If California is to achieve its goal of reducing the amount of driving residents do, policymakers should encourage job growth near transit stations and implement strategies that raise the cost of driving, according to a report released Wednesday by the Public Policy Institute of California (PPIC).

The PPIC report, “Driving Change: Reducing Vehicle Miles Traveled in California,” assesses how well California’s local and regional governments are positioned to meet the targets set under Senate Bill 375, the 2008 law that aims to reduce passenger vehicle use. The law’s main purpose is to reduce the greenhouse gas emissions that contribute to global warming, but it is also expected to have public health benefits by encouraging more walking and biking.

SB 375 calls for the state’s major metropolitan areas to reduce per capita emissions from driving approximately 7 percent by 2020 and about 15 percent by 2035. This will require a major behavioral shift in California, where the vast majority of commuters still drive to work — even if they live or work near a transit station.

The PPIC analysis draws on a survey of local governments, interviews with land use and transportation planners, and numerous data sources. It reveals reasons for optimism that the state can achieve its goals but, also, warning signs.

On the plus side, transit ridership is increasing, with recent investments directed toward higher-density areas, where they will be more likely to get people of out their cars. Regional transportation authorities and local governments recognize the importance of integrating land use, transit and pricing policies such as toll lanes; carpool lanes and parking fees. And, despite the recession, local governments have increased activities to support the goals of SB 375, by saying the policies they have begun to implement have a strong potential to reduce residents’ driving, according to the report.

However, according to PPIC, the warning signs are significant. California has failed so far to reap the benefits of its large investment in rail transit. While rail ridership has increased slightly — from 0.9 percent of all commutes in 1990 to 1.4 percent in 2008 — the growth is much slower than the pace of transit cost increases and service expansion.

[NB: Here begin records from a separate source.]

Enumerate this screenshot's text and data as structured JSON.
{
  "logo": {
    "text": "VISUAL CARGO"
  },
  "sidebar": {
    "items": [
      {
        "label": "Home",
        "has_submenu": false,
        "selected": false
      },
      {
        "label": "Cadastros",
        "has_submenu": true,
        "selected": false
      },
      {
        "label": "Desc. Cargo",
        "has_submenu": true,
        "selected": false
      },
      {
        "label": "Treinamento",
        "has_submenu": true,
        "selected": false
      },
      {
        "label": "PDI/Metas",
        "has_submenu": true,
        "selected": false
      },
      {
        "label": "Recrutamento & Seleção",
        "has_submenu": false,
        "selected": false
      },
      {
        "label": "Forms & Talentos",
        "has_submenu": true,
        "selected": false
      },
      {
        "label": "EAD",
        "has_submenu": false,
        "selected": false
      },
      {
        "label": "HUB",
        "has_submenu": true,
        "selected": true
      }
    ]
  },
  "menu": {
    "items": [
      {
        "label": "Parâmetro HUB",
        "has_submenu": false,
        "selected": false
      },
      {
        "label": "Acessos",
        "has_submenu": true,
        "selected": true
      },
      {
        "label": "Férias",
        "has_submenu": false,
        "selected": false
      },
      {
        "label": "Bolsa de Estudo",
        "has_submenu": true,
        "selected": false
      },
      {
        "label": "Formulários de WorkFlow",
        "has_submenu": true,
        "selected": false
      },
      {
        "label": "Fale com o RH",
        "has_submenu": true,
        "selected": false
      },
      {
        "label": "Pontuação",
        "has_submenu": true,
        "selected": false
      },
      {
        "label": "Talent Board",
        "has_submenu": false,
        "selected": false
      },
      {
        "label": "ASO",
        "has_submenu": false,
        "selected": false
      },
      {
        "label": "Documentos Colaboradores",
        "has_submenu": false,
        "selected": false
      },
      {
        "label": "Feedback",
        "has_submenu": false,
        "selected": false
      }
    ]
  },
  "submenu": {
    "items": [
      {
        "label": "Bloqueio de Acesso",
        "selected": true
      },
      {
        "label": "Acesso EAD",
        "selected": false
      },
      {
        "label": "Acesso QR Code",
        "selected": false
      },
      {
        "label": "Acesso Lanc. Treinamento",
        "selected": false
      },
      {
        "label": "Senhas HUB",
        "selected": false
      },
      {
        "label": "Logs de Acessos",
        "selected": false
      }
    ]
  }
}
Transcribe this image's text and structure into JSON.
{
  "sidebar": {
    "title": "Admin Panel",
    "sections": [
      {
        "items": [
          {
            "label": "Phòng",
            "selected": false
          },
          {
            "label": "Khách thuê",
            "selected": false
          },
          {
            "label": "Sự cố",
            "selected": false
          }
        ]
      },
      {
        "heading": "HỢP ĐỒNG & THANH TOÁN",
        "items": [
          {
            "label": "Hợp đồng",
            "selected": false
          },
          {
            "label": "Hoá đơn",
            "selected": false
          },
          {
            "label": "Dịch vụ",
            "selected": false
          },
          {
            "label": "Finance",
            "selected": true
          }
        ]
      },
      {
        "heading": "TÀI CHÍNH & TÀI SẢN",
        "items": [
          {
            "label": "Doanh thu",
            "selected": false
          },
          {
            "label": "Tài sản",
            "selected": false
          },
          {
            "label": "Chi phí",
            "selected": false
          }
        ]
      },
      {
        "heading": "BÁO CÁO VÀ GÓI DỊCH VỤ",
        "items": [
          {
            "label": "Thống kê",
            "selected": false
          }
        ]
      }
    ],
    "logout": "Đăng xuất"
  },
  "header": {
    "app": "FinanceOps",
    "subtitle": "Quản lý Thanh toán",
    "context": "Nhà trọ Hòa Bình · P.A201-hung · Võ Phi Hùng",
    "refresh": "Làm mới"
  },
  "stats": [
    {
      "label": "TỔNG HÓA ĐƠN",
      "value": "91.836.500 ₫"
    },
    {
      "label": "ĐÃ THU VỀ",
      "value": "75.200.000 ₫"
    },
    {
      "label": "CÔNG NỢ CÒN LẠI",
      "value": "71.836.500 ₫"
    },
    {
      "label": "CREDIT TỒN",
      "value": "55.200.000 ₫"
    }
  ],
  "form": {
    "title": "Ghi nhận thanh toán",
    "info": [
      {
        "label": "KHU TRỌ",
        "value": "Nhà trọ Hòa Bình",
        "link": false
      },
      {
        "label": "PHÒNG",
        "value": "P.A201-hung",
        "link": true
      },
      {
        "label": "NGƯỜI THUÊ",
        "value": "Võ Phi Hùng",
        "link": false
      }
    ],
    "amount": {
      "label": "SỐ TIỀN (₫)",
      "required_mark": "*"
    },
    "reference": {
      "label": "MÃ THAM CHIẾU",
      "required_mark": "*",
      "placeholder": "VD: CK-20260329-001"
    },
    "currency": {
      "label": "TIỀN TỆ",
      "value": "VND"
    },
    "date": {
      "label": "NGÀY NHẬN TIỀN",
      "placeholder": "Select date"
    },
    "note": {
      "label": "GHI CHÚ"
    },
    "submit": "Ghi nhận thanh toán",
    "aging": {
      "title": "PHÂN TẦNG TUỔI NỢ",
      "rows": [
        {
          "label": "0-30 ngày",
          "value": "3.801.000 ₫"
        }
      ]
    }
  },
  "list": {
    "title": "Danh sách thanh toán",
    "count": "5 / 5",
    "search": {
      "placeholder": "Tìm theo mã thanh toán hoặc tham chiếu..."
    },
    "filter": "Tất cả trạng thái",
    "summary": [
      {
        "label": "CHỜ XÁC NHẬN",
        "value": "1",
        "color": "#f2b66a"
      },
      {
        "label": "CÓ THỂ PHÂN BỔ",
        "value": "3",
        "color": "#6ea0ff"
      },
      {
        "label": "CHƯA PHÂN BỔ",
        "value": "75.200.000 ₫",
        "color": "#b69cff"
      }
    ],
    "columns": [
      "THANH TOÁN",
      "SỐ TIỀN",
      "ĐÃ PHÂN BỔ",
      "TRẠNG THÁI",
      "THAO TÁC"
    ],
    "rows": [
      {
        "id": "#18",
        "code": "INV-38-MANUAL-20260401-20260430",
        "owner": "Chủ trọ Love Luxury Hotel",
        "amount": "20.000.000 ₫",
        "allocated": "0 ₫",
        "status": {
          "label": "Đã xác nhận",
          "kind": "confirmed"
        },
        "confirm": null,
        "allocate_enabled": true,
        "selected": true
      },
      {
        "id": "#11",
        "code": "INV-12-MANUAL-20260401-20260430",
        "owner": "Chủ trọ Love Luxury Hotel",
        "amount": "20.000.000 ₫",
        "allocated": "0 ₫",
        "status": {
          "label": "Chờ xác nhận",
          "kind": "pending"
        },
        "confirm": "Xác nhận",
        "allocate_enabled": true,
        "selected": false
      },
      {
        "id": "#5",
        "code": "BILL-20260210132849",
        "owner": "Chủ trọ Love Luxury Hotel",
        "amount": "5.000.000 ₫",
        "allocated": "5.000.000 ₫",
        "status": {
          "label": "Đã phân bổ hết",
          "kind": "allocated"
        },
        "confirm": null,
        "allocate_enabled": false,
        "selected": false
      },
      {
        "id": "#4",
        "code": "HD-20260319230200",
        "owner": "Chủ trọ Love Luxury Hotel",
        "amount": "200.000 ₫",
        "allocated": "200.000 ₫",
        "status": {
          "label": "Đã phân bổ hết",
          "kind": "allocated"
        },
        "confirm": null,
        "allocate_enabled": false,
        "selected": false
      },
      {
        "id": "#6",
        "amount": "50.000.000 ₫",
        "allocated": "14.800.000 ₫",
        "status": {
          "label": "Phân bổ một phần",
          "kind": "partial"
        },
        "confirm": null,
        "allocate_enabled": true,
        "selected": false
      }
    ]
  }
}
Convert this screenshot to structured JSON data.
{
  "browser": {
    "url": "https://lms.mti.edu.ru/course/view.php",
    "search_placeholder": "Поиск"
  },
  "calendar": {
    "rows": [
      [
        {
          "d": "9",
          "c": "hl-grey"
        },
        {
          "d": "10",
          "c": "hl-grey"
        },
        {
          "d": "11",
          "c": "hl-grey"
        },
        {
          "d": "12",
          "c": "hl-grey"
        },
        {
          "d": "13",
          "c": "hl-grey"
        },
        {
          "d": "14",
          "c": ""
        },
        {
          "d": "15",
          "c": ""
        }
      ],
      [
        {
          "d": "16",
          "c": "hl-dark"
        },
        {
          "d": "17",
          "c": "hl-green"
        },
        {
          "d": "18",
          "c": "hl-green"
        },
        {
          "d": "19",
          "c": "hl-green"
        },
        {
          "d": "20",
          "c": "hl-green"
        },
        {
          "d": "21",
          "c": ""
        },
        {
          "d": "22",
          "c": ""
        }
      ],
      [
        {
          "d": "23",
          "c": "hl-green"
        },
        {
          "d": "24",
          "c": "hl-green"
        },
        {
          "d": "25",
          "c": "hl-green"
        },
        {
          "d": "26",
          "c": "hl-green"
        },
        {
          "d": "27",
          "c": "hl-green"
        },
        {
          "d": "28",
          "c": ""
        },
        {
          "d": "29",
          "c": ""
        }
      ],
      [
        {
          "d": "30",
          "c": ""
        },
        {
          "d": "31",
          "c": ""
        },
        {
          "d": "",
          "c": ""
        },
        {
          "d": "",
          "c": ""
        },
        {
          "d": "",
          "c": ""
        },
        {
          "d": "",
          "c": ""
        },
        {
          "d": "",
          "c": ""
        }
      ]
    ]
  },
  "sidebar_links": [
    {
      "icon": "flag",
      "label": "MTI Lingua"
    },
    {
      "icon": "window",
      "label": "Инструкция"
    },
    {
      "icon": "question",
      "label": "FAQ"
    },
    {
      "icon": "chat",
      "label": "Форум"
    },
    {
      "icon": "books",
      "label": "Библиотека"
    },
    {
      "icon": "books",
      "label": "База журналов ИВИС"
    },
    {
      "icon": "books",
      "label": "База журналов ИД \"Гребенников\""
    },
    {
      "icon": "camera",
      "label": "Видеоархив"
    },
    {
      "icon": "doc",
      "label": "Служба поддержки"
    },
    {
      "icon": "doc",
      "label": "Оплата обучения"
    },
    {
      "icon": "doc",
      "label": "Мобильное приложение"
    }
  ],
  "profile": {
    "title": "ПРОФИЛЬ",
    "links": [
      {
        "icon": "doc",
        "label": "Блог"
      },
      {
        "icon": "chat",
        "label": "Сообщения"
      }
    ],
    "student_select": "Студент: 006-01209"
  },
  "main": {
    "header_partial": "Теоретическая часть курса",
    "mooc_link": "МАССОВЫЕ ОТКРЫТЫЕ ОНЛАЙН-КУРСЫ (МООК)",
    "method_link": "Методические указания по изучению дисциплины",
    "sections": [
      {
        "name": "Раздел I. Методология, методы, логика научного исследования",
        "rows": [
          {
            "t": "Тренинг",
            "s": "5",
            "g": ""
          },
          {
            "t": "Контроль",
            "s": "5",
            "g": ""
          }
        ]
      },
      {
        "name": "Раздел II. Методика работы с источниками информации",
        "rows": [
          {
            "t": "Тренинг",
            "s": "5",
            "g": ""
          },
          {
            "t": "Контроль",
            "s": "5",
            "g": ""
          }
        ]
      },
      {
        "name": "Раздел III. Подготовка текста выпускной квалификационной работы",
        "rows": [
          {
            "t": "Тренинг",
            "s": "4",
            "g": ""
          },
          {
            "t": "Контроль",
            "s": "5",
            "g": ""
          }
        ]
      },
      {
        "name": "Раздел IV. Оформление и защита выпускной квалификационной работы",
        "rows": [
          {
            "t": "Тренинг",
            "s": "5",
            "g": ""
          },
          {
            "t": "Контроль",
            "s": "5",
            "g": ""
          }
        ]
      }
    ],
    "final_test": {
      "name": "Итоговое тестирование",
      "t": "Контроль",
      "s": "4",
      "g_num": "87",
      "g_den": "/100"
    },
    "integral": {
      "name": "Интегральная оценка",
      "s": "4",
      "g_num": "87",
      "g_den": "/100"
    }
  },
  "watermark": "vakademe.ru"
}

One reason is that transit-oriented development has failed to live up to its potential. Having jobs near transit is more important in boosting ridership than having housing near transit. It’s not hard to see why — while workers can park their cars or bikes at transit stations close to home, they need a way to get to the workplace after getting off the train. But the number of jobs per square mile in California is lower than the national average and declining, a continuation of a decades-long trend of jobs moving out of dense downtowns.

To encourage job growth around transit, the state should consider changes in SB 375, which explicitly favors residential over commercial development near stations, says the PPIC report. On the local and regional level, specific policies to spur development near transit include relaxing requirements for minimum numbers of parking spaces provided by developers and improving accessibility to surrounding areas through feeder bus services.

The PPIC report notes one more important warning sign: Resistance to the use of pricing tools, like higher fuel taxes and road use charges, to discourage solo driving. Local and regional officials are wary of public opposition. But, these tools have the highest potential to reduce driving, and they can generate revenue to fill the growing gap in transportation budgets.

Coastal regions are making limited use of road tolling to manage congestion and raise revenues. For example, high-occupancy toll lanes are in use in Southern California and the Bay Area that combine free access for carpoolers with a toll option for solo drivers. But for more comprehensive road pricing solutions, state and federal officials will need to take the lead, either by raising the gas tax or introducing general road use fees.

Such mileage fees — already in use in other countries and successfully tested in Oregon — are more flexible than the gas tax. They rely on new electronic toll collecting and geographic positioning system technology to charge motorists according to the number of miles driven, time of day, type of road and type of vehicle.